The man’s lawyer, Donna Turko, however, said her client has performed “extremely well” in jail, both educationally and in his institutional job, and keeping him in prison would amount to “warehousing,” according to Schultes’ ruling.

Having completed two core programs, obtained his welding tickets and begun a post-secondary business course while in jail, the man had exhausted all of the programs available to him in jail, according to a probation officer who wrote a report referenced at the hearing.

During the three-and-a-half years he was out on bail before being convicted in October 2017, the man had also fully complied with his bail conditions, and psychiatrists who assessed him found him to be a low risk to reoffend, according to court documents.
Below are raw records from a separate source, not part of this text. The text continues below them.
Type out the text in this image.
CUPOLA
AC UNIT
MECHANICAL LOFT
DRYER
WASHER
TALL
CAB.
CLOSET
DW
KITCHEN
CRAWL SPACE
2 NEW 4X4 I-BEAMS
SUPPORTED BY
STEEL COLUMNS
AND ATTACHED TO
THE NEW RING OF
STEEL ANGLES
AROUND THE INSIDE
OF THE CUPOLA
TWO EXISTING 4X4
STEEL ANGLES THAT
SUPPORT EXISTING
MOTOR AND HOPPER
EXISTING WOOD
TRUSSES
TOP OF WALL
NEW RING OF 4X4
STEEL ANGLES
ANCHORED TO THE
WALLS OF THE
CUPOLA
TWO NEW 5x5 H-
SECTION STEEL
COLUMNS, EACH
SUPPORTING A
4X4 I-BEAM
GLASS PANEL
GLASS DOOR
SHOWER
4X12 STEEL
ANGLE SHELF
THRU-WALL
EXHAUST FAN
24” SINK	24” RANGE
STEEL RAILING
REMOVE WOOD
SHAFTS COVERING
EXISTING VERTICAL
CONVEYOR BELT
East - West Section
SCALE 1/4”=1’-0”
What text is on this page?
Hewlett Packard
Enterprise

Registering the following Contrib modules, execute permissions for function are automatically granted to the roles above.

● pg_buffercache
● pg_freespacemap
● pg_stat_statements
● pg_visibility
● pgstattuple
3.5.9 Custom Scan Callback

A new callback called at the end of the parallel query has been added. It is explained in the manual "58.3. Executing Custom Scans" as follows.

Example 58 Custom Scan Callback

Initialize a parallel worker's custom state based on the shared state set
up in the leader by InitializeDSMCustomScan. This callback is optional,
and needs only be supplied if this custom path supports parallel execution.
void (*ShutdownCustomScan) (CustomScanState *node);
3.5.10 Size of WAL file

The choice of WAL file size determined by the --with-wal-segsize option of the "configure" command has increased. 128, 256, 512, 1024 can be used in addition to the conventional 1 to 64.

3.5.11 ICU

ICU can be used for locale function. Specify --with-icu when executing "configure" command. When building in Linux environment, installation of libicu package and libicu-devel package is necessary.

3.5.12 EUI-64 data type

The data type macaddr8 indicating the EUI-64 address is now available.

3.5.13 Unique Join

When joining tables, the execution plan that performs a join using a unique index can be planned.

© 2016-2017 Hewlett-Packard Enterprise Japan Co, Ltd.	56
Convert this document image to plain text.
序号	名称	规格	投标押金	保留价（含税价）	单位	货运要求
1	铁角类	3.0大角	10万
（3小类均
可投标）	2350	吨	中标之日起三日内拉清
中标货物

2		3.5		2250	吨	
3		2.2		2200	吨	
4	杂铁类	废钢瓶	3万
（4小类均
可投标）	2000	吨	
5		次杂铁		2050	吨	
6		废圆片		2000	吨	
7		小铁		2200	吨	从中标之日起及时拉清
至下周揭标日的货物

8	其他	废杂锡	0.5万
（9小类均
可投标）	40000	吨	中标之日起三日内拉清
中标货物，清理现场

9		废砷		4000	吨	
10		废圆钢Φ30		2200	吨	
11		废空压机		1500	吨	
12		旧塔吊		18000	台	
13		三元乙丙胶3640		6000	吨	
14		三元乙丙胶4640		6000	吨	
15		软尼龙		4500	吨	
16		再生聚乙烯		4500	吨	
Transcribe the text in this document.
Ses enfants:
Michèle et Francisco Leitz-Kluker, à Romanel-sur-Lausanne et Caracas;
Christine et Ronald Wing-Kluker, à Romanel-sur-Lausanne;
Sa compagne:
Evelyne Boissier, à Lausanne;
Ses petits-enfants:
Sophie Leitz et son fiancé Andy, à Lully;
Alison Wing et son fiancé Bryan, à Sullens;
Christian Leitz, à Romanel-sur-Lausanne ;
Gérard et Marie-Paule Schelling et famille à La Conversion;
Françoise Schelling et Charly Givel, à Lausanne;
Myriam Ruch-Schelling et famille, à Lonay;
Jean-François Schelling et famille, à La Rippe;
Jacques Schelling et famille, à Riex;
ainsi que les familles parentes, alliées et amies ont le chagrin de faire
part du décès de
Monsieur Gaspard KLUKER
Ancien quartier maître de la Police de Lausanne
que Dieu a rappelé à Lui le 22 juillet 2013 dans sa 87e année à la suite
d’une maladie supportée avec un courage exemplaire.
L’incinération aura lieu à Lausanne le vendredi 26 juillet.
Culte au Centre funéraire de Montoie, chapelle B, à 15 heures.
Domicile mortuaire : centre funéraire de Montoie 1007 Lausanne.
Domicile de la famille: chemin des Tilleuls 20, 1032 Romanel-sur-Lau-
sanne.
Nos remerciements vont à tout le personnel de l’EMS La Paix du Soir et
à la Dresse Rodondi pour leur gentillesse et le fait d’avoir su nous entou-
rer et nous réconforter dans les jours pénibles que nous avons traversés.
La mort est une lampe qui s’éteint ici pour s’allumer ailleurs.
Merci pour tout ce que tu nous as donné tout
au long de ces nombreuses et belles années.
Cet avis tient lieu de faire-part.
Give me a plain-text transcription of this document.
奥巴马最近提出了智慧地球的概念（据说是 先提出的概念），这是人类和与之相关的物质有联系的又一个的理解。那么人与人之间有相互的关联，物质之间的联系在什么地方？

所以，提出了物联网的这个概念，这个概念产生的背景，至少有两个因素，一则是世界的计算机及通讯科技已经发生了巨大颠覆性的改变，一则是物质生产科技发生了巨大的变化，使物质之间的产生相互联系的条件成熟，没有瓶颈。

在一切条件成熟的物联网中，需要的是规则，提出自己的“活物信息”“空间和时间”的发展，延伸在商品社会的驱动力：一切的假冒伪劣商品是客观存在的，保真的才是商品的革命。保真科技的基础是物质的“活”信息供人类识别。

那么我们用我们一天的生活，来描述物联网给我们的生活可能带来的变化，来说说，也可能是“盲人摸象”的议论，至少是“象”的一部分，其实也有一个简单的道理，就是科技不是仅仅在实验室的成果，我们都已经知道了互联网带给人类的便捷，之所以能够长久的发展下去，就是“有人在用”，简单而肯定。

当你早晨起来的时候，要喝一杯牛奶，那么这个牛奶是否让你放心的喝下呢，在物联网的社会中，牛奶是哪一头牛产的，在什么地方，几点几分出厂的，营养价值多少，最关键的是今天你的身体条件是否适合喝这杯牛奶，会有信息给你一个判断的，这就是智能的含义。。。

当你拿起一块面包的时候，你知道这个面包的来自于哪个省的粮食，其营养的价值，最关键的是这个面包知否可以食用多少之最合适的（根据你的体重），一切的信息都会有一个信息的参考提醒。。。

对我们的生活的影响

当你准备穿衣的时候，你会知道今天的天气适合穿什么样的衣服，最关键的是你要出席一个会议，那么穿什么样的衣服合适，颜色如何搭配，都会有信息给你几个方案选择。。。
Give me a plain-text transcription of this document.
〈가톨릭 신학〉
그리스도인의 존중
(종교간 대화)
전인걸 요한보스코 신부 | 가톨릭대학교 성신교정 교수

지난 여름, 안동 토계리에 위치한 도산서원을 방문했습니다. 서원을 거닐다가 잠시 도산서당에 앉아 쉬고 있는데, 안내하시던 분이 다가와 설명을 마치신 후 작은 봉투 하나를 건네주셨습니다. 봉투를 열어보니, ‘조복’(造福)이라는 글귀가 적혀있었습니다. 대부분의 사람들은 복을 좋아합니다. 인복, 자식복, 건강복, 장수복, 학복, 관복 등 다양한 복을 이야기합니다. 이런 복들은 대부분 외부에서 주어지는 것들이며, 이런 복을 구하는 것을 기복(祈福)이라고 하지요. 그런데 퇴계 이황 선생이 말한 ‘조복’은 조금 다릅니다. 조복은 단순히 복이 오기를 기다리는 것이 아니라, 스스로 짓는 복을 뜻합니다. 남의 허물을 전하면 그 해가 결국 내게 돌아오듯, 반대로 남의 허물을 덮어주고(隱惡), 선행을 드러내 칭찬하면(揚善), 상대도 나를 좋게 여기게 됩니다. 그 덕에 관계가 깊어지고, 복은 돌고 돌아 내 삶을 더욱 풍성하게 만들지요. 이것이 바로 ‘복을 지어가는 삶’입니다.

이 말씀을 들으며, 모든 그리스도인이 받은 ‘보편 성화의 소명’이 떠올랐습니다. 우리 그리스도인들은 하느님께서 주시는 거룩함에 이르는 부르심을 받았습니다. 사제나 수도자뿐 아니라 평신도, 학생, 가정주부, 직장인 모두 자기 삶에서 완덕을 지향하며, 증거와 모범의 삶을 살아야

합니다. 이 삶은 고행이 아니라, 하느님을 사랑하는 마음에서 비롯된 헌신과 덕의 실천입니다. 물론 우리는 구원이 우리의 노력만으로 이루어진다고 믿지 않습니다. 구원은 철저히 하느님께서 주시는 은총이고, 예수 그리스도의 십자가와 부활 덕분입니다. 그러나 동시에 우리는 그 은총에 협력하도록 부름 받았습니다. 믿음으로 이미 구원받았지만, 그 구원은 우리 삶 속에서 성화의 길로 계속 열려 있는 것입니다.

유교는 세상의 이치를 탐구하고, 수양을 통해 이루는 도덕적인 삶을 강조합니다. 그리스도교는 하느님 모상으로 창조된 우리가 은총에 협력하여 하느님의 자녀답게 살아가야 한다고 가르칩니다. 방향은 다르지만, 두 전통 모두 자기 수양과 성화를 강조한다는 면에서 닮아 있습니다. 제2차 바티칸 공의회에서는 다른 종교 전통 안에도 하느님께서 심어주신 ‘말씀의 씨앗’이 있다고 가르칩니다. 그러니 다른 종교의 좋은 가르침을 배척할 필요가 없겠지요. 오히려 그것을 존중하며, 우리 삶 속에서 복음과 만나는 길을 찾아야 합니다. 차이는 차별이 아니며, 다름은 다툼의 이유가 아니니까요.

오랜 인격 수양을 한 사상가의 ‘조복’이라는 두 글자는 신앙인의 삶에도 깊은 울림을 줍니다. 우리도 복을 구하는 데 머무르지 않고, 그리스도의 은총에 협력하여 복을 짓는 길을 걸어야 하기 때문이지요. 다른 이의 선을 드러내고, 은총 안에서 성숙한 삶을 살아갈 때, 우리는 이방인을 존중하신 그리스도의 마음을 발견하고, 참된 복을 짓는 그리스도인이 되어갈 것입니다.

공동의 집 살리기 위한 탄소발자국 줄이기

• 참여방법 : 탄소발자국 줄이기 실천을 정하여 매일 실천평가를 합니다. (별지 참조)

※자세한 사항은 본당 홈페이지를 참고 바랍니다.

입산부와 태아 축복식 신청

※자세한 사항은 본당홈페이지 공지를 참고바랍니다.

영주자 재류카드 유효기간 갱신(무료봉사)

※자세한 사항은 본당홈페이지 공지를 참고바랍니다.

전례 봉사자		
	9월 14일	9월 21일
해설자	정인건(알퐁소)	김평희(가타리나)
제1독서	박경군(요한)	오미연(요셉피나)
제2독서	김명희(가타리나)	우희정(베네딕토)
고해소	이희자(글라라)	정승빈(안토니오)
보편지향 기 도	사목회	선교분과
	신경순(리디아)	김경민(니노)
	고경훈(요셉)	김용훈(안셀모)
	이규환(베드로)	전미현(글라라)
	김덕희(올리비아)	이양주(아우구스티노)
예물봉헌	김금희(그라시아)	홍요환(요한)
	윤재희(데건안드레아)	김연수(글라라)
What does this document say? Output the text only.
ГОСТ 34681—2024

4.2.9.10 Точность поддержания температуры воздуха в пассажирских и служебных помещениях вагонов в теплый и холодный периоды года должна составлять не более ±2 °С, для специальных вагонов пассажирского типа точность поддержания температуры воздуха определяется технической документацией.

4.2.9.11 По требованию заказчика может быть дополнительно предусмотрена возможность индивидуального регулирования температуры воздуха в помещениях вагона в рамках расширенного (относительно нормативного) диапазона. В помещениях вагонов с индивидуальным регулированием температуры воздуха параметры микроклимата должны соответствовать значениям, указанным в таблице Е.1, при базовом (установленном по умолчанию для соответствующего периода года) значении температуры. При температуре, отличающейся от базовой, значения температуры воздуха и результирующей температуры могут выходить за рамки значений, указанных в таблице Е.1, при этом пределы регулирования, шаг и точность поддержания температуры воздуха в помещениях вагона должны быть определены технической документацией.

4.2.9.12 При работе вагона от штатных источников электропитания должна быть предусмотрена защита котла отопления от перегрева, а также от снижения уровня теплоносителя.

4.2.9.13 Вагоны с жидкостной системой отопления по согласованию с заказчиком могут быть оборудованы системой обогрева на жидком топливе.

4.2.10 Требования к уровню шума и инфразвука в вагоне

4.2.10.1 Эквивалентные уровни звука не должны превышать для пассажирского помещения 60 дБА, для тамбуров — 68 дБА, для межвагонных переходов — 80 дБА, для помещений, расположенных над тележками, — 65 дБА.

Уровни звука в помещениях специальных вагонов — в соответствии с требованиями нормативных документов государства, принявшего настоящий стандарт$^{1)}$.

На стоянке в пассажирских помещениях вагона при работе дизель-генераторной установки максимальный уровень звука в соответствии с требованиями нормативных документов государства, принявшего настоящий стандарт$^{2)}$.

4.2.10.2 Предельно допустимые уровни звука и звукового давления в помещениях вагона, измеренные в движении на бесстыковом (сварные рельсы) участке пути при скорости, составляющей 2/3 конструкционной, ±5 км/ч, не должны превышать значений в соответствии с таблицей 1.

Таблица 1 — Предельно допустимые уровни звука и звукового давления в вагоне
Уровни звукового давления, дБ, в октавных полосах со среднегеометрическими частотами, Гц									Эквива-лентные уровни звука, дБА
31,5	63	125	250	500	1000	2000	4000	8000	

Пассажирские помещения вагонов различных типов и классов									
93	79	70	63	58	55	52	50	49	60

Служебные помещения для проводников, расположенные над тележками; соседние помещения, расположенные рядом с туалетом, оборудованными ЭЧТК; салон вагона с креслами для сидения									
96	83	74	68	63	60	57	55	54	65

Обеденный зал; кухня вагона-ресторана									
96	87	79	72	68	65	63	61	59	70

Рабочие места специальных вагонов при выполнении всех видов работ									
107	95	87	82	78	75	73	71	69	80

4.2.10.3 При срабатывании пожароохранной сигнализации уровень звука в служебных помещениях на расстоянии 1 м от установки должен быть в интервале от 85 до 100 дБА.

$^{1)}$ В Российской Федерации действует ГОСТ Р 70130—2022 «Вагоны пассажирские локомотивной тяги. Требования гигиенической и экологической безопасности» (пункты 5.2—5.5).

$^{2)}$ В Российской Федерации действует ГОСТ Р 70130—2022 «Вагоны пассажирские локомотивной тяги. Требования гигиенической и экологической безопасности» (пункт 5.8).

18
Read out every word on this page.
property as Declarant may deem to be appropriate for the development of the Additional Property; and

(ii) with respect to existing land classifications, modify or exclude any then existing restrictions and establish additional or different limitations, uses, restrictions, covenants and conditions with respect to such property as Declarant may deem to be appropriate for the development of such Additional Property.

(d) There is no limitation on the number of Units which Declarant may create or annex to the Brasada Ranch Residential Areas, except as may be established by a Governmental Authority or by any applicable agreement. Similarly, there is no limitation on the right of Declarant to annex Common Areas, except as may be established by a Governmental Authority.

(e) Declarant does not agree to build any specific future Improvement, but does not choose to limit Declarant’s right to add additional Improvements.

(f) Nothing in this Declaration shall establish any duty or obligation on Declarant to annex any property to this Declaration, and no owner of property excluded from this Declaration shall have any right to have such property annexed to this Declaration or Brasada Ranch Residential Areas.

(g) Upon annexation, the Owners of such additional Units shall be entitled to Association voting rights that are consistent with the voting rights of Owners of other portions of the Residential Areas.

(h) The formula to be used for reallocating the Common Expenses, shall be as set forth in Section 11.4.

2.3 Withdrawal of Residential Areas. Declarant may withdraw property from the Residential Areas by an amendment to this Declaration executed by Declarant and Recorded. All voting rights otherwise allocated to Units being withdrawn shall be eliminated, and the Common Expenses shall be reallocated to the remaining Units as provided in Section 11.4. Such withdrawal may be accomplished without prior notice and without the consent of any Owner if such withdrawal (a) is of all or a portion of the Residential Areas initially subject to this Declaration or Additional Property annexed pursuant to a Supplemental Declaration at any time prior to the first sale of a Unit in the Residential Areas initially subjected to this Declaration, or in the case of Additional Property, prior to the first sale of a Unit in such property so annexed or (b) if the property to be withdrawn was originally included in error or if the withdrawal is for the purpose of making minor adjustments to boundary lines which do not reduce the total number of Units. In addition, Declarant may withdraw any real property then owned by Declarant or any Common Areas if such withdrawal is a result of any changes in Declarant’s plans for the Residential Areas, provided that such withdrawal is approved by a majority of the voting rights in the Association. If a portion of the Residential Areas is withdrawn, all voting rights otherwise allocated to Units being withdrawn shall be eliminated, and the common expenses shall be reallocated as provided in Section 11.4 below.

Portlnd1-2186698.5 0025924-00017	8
Schultes ultimately found he had made “exceptional efforts towards rehabilitation.”

“Balancing his individual concerns with the overall public interest, which ultimately benefits from supporting the rehabilitation of offenders in appropriate cases, I concluded that his conditional release was justified,” Schultes said in his ruling.

Luka Gordic
Luka Gordic, right, was killed in Whistler on May 17. A Facebook page, created in his memory, calls for justice to be served in light of his death. Four teens have been charged in connection with his death. - Courtesy of Facebook

During his conditional release, the man will have to report to a probation officer, live where directed by the probation officer, be at home between 11 p.m. and 6 a.m. seven days a week except with permission from his probation officer, seek and maintain employment or go to school, abstain from drugs and alcohol and participate in counselling as directed.

The man is also banned from going to Whistler and from having any contact with any of his co-accused or any witnesses at his trial. He also intends to appeal his manslaughter conviction, according to Schultes’ ruling.

Gordic, 19, was swarmed by eight to 15 youths outside of a 7-Eleven in Whistler on the May long weekend in 2015 after a dispute between him and one of the members of the group, 18-year-old Arvin Golic.

Gordic had sent a message to Golic earlier, confronting him about mistreating his ex-girlfriend and telling him to stop.

The attack lasted less than 10 seconds, ending in a fatal stab to the heart.

Golic was found guilty of manslaughter in June 2017 and handed a seven-year prison sentence.

A co-accused was convicted of murder for plunging the knife into Gordic’s heart and sentenced as an adult to life in prison without eligibility for parole for seven years, even though he was only 17 at the time of the killing.

A fourth man was found guilty of manslaughter and handed a three-year custody and supervision order.